Jewish Man Sues Na’amat for Discrimination
In some Jew-on-Jew legal action, a male employee who was fired has sued his former employer, the Jewish women’s organization Na’amat, on grounds of religious discrimination.
According to Marshall Garvin, Susan Schwartz, his supervisor at Na’amat, harassed him for leaving work to say kaddish for his recently deceased mother. Garvin, an observant Jew from Riverdale, told the New York Daily News that he went to complain about this to Na’amat USA’s president, Elizabeth Raider, last March. Garvin, 65, claims that within an hour of his speaking to Raider, he was terminated.
In his suit, which he filed in the Bronx, Garvin alleges that Schwartz dictated to him which synagogue he could go to, “harassed him for daily reports of his whereabouts,” and caused him to miss kaddish minyans at least 15 times in the two months between his mother’s death in January and his firing in March.
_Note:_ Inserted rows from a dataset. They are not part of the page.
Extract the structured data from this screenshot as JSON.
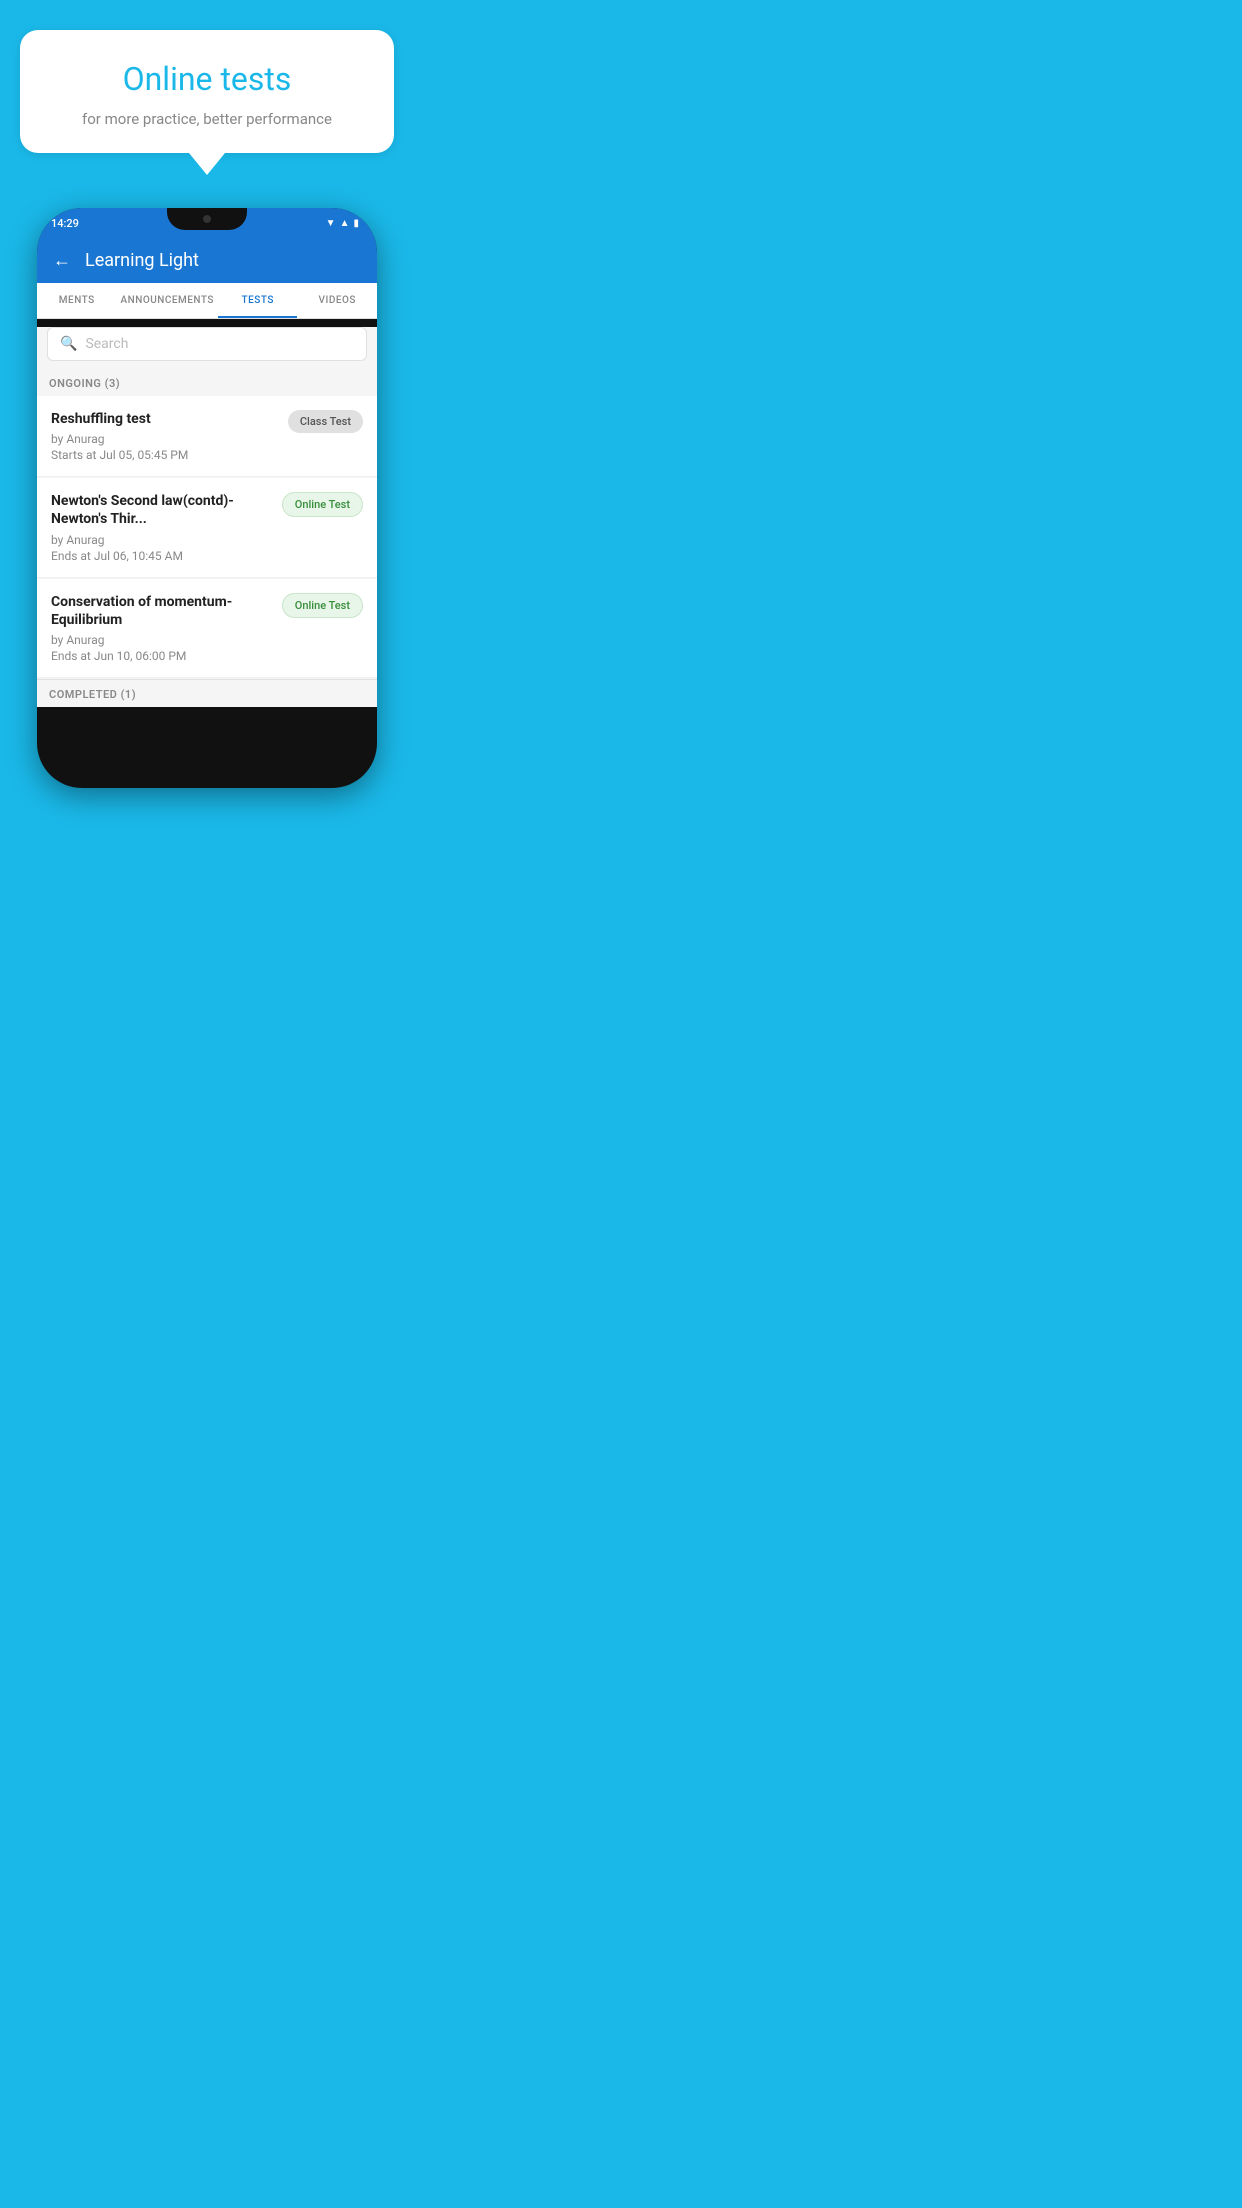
{
  "background_color": "#1ab8e8",
  "speech_bubble": {
    "title": "Online tests",
    "subtitle": "for more practice, better performance"
  },
  "phone": {
    "status_bar": {
      "time": "14:29",
      "icons": [
        "wifi",
        "signal",
        "battery"
      ]
    },
    "header": {
      "back_label": "←",
      "title": "Learning Light"
    },
    "tabs": [
      {
        "label": "MENTS",
        "active": false
      },
      {
        "label": "ANNOUNCEMENTS",
        "active": false
      },
      {
        "label": "TESTS",
        "active": true
      },
      {
        "label": "VIDEOS",
        "active": false
      }
    ],
    "search": {
      "placeholder": "Search"
    },
    "sections": [
      {
        "header": "ONGOING (3)",
        "items": [
          {
            "name": "Reshuffling test",
            "by": "by Anurag",
            "date_label": "Starts at",
            "date": "Jul 05, 05:45 PM",
            "badge": "Class Test",
            "badge_type": "class"
          },
          {
            "name": "Newton's Second law(contd)-Newton's Thir...",
            "by": "by Anurag",
            "date_label": "Ends at",
            "date": "Jul 06, 10:45 AM",
            "badge": "Online Test",
            "badge_type": "online"
          },
          {
            "name": "Conservation of momentum-Equilibrium",
            "by": "by Anurag",
            "date_label": "Ends at",
            "date": "Jun 10, 06:00 PM",
            "badge": "Online Test",
            "badge_type": "online"
          }
        ]
      },
      {
        "header": "COMPLETED (1)",
        "items": []
      }
    ]
  }
}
Garvin has filed suit against both Na’amat and Schwartz. “No person of any religion should have to go through this. It’s unconscionable for a religious Jewish woman to behave this way,” he told the Daily News.
Na’amat, in the meantime, claims that Garvin was laid off in a “reduction of force.”
This is not the first time Garvin has filed a religious discrimination suit against an employer. He won two settlements for such suits against his former employer of 30 years, the U.S. Postal Service, according to records discovered by the Daily News.